Speaking to reporters at a White House news conference Tuesday, Mr. Bush said, "I view this report as a warning signal that they had the program, they halted the program… The reason why it's a warning signal is they could restart it."
He also asserted that the report means "."
In October, Mr. Bush said, "If you're interested in avoiding World War III, it seems like you ought to be interested in preventing them (Iran) from having the knowledge necessary to make a nuclear weapon."
Rand Beers, who resigned from Mr. Bush's National Security Council just before the Iraq war, said the report should derail any appetite for war on the administration's part, and should reinvigorate regional diplomacy. "The new NIE throws cold water on the efforts of those urging military confrontation with Iran," he said.
However, Israel's defense minister said Tuesday that Israeli intelligence believes Iran is still trying to develop a nuclear weapon.
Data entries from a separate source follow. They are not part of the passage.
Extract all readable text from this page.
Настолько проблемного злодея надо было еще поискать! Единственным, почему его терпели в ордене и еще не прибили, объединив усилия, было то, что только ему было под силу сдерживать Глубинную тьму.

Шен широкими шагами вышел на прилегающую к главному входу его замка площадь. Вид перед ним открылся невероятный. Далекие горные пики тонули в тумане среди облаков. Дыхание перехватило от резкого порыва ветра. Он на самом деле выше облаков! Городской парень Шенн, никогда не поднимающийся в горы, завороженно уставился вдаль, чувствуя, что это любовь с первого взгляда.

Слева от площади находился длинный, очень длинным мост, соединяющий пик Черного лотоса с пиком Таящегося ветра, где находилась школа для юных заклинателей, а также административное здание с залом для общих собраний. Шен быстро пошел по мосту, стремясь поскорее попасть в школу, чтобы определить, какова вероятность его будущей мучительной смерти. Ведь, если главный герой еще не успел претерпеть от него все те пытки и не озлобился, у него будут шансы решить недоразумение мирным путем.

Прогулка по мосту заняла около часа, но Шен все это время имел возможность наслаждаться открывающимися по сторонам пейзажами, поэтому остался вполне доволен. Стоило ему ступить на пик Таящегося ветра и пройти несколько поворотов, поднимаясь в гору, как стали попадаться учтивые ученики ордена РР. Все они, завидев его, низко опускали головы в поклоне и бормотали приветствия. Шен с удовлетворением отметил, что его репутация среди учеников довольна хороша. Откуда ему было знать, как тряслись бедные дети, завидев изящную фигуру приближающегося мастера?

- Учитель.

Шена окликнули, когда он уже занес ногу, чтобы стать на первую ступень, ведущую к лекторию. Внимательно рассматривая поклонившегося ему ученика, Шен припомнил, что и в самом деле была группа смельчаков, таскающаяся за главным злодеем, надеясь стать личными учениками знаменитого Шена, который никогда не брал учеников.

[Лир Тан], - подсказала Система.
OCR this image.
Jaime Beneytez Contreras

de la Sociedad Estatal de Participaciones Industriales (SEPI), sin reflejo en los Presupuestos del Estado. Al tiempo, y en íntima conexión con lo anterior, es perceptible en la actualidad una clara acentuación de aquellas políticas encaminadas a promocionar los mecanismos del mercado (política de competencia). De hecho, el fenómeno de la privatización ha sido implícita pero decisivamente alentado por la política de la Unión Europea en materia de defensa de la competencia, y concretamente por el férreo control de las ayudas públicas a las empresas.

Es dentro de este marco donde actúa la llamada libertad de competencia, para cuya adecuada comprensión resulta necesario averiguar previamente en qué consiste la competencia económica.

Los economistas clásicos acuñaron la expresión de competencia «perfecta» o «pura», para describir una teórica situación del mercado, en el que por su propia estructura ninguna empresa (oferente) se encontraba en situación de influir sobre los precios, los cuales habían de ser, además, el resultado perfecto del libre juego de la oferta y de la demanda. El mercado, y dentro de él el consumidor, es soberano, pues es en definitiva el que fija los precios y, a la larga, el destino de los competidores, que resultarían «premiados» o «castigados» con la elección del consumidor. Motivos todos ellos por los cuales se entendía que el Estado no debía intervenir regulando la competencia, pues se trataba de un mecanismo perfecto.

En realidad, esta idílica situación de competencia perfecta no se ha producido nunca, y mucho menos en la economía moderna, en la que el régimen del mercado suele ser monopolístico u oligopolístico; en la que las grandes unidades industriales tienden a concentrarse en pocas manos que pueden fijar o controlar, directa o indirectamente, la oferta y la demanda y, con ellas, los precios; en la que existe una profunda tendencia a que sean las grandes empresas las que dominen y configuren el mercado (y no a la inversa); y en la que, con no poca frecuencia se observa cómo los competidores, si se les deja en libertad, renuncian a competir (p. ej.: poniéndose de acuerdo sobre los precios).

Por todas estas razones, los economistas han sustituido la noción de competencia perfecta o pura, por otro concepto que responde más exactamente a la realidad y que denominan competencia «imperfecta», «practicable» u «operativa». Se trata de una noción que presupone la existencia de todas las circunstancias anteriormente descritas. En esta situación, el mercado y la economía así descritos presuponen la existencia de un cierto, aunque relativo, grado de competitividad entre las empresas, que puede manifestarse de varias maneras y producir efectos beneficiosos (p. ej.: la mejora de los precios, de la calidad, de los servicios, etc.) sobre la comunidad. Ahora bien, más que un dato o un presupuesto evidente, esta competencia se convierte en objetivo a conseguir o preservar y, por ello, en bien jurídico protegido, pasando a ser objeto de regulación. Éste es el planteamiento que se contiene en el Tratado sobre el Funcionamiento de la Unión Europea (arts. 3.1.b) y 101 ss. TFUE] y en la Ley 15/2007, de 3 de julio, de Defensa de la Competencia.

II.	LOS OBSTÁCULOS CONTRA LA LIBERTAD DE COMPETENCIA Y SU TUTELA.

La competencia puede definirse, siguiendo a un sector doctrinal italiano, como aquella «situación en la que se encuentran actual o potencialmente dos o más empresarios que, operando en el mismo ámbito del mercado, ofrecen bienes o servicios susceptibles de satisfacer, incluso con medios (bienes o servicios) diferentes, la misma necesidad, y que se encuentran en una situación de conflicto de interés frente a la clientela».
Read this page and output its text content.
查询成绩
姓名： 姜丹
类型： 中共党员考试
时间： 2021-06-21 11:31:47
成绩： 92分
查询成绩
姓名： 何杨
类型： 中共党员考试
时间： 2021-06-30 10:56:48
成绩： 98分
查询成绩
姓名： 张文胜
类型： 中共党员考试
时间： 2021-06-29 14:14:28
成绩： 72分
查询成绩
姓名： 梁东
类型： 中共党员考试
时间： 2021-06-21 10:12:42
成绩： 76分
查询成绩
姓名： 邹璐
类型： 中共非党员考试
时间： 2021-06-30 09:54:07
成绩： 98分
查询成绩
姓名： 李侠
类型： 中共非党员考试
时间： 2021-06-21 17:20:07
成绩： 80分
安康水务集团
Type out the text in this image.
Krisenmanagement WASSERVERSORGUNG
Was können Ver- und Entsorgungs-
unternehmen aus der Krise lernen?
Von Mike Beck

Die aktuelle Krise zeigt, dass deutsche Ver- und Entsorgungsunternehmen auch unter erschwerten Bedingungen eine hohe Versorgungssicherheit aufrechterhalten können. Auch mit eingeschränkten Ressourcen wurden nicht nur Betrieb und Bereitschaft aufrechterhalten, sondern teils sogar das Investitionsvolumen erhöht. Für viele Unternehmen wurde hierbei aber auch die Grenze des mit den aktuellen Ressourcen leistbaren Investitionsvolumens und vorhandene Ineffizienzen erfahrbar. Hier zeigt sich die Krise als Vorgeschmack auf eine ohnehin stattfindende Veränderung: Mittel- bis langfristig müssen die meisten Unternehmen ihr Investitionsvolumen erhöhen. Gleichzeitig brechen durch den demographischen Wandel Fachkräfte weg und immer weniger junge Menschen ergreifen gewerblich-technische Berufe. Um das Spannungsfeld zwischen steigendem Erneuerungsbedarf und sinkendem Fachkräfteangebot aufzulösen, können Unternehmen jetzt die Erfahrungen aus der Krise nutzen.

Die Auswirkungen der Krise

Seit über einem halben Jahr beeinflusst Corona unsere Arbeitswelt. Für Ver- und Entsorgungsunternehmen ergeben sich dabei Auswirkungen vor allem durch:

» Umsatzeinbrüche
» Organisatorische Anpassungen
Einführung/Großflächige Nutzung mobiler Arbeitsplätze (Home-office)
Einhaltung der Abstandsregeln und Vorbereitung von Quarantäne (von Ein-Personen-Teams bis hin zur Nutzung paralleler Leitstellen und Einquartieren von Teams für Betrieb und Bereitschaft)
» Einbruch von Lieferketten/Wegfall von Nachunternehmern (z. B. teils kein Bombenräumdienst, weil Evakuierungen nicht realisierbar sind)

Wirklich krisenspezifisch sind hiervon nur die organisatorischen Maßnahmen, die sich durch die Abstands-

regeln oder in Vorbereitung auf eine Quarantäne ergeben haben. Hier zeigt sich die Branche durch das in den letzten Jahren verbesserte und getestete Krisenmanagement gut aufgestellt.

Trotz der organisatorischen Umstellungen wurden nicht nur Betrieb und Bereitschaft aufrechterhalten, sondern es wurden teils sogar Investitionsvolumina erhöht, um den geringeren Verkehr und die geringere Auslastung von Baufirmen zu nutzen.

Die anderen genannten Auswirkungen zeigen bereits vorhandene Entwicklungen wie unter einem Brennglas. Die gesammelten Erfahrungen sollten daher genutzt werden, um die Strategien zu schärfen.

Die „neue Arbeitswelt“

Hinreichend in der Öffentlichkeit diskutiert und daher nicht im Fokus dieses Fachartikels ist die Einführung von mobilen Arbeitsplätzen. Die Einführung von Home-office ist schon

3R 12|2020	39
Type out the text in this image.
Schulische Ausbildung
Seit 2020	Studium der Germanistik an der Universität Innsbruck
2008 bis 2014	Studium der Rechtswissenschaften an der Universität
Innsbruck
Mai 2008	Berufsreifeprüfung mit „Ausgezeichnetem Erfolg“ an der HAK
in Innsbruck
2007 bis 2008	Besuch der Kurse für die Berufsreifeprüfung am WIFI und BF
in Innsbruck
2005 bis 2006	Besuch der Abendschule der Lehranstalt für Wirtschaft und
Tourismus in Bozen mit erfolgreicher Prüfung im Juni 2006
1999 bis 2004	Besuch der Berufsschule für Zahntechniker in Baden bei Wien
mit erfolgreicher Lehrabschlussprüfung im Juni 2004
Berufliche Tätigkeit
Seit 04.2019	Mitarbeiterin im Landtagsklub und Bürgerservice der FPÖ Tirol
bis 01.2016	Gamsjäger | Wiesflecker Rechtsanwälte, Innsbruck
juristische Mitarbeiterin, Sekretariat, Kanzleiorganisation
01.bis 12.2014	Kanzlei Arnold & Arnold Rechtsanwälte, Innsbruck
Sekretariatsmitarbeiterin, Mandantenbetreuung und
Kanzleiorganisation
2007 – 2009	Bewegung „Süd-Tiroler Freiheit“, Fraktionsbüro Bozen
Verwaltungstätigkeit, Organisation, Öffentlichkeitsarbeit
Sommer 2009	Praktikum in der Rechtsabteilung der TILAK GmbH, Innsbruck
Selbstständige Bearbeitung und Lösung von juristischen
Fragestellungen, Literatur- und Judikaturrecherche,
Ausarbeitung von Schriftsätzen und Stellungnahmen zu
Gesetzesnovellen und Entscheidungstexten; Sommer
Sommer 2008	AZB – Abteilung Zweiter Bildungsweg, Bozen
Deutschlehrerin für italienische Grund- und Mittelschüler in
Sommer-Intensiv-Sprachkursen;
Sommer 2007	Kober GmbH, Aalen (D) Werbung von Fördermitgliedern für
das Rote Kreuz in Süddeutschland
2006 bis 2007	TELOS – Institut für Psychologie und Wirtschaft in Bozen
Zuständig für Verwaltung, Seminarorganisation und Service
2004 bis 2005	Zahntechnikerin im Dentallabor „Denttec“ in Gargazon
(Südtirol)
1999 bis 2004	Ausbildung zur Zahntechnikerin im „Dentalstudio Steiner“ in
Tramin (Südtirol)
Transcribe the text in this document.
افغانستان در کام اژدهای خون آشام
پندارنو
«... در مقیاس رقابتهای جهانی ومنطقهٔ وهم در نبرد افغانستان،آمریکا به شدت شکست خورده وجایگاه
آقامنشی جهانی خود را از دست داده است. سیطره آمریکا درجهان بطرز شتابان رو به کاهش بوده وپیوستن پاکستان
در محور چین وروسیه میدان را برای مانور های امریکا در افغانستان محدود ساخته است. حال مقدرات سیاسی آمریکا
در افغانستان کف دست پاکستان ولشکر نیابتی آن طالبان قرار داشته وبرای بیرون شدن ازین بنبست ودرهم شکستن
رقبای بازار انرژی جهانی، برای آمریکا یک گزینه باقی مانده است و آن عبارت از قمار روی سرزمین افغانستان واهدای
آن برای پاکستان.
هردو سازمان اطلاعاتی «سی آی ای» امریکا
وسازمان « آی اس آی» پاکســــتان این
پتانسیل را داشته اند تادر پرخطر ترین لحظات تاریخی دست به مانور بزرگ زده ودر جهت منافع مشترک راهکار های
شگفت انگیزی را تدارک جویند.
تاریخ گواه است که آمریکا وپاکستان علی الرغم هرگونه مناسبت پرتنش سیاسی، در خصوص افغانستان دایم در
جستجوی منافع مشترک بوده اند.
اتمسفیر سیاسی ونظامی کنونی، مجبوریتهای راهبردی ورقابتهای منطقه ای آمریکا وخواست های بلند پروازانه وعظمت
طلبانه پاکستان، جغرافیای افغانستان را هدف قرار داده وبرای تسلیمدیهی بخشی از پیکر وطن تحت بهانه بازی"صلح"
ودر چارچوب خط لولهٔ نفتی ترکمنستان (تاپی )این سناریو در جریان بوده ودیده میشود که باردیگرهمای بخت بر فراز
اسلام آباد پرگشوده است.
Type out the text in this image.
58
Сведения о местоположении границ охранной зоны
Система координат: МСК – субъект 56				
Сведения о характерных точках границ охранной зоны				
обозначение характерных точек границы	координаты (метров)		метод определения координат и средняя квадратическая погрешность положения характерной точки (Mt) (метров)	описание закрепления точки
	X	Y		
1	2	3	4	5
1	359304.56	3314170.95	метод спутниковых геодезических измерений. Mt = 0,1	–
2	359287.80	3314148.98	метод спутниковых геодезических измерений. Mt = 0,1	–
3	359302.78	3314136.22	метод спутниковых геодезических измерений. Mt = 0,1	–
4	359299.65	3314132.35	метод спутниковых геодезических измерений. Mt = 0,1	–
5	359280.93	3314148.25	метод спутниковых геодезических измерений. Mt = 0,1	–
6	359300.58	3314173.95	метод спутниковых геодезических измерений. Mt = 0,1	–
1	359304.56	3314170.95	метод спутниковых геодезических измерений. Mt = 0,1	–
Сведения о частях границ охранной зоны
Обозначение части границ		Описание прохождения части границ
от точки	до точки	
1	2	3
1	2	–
"There are differences in the assessments of different organizations in the world about this, and only time will tell who is right," Defense Minister Ehud Barak told Army Radio.
On Monday, senior intelligence officials said they failed to detect Iran's fall 2003 halt in nuclear weapons development in time to reflect it in the 2005 estimate.
One of the officials said Iran is the most challenging country to spy on - harder even than North Korea, a notoriously closed society. "We put a lot more collection assets against this," the official said, "but gaps remain." The officials spoke on condition of anonymity because of the sensitivity of the subject.
Mr. Bush was briefed on the 100-page document on Nov. 28. National Intelligence Estimates represent the most authoritative written judgments of all 16 U.S. spy agencies. Congress and other executive agencies were briefed Monday, and foreign governments will be briefed beginning Tuesday, the officials said.
The intelligence officials said they do not know all the reasons why Iran halted its weapons program, or what might trigger its resumption. They said they are confident that diplomatic and political pressure played a key role, but said the U.S. invasion of Iraq, Libya's termination of its nuclear program and the implosion of the illegal nuclear smuggling network run by Pakistani scientist A.Q. Khan also might have influenced Tehran.
To develop a nuclear weapon, Iran needs to design and engineer a warhead, obtain enough fissile material, and build a delivery vehicle such as a missile. The intelligence agencies now believe Iran halted warhead engineering four years ago and as of mid-2007 had not restarted it.
But Iran is still enriching uranium for its civilian nuclear reactors that produce electricity. That leaves open the possibility that fissile material could be diverted to covert nuclear sites to produce highly enriched uranium for a warhead.